Defence lawyer Anthony Salerno told reporters that Lambesis did not intend to harm anybody and was apparently set up by the man at the gym.

"Law enforcement was being fed something by someone that I strongly believe was a snitch, was out to save his own skin and was trumping things up, exaggerating things," Salerno said.

The lawyer declined to address specific allegations.

Lambesis was arrested on Tuesday at a store north of San Diego. If convicted, he could face as many as nine years in prison.

In court on Thursday, Lambesis stared straight ahead from behind a glass partition while supporters packed the room.

Grasso said the singer emailed his wife while on tour in August telling her that he didn't love her anymore, expressing that he wanted to end the relationship and that he no longer believed in God. Meggan Lambesis later learned her husband was having an affair and had been involved with "a string of women," the prosecutor alleges.

Meggan Lambesis said in divorce papers filed last Autumn that her husband had fallen asleep while caring for their three children near a pool and had spent endless hours at a gym and thousands of dollars on tattoos.

The musician's wife also said in the court papers that Lambesis toured six months a year and had taken two last-minute trips in a month to see a girlfriend in Florida.

She asked the court to order an expert to examine their music-related businesses and other assets. She also submitted a tax return showing the couple grossed $233,000 (£151,000) in 2010 but did not specify an amount she was seeking for spousal support.

The couple adopted their children, aged 4, 8 and ten, from Ethiopia, and Tim Lambesis continued to see them for about ten hours a week when he was not on tour, even though the couple were no longer living together, according to court documents.

Meggan Lambesis said the couple would try private mediation to work out custody and visitation issues.

Tim Lambesis' comments about his Grammy-nominated band's latest album, Awakened, indicated he may have been struggling.
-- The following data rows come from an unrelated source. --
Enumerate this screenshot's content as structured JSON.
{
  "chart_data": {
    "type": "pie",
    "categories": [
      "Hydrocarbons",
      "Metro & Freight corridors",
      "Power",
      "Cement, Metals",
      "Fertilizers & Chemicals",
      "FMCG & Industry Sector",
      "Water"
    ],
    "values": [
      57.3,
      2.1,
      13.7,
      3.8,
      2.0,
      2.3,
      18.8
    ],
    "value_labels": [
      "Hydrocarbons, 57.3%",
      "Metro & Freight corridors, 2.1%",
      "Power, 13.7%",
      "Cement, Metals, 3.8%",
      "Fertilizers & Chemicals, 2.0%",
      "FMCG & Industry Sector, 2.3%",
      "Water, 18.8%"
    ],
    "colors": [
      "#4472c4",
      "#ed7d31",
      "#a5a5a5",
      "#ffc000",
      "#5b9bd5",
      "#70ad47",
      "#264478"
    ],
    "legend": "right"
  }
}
The singer, who has a degree in religious studies, is known for his growled vocals and philosophical lyrics, which he has said are written from his perspective as a Christian.
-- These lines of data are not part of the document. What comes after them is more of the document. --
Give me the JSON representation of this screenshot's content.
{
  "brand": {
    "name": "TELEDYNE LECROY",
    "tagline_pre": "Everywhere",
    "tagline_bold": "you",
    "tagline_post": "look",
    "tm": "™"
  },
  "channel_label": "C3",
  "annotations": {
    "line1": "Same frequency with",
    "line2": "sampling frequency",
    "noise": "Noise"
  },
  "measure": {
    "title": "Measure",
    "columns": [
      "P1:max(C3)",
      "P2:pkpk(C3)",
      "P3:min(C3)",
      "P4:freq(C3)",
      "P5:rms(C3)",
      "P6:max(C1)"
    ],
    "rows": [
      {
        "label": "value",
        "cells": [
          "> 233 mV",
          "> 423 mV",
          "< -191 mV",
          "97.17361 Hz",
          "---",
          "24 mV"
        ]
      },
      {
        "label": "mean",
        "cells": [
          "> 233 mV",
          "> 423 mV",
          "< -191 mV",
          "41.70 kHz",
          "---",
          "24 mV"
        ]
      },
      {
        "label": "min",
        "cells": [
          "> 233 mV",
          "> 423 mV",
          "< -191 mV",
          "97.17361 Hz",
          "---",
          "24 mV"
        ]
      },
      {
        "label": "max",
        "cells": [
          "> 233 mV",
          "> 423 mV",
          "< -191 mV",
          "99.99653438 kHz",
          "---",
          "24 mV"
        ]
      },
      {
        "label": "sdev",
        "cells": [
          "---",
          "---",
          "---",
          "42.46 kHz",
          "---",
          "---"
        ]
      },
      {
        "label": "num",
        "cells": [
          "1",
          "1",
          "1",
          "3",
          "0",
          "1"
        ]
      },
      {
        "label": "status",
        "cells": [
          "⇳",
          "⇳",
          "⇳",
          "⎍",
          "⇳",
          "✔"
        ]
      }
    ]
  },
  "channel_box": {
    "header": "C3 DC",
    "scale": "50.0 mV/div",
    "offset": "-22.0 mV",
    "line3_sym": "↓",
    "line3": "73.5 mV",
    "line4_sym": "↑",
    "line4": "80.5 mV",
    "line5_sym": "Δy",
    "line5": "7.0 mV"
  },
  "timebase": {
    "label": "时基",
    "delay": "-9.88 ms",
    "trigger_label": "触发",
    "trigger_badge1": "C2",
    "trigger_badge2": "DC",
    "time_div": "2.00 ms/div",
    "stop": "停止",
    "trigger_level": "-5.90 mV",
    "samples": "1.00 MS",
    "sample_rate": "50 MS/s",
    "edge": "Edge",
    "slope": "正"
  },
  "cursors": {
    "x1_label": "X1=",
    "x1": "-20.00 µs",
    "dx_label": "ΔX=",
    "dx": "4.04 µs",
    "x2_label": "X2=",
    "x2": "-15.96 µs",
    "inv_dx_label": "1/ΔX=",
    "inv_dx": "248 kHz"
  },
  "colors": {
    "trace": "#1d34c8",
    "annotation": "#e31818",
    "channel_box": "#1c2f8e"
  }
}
The band's website says the album — released the same month his wife filed for divorce after eight years of marriage — is a "far darker, more pessimistic beast" than previous albums.

"On this record, I wasn't purposefully trying to be negative, but I think sometimes we have to be honest with some of the darker and more difficult times of our lives to get back to that positivity," Lambesis is quoted as saying.

A man who answered the phone at a number listed in the singer's name in Del Mar said the family was not commenting at this time.

As I Lay Dying formed in San Diego in 2000 and has released six albums, including 2007's An Ocean Between Us, which reached No. 8 on Billboard's charts. A single from the album, Nothing Left, was nominated for a Grammy for top metal performance.

The band, which plays in an aggressive style that features metal guitar riffs at the furious pace of hardcore punk, was scheduled to tour the country this summer.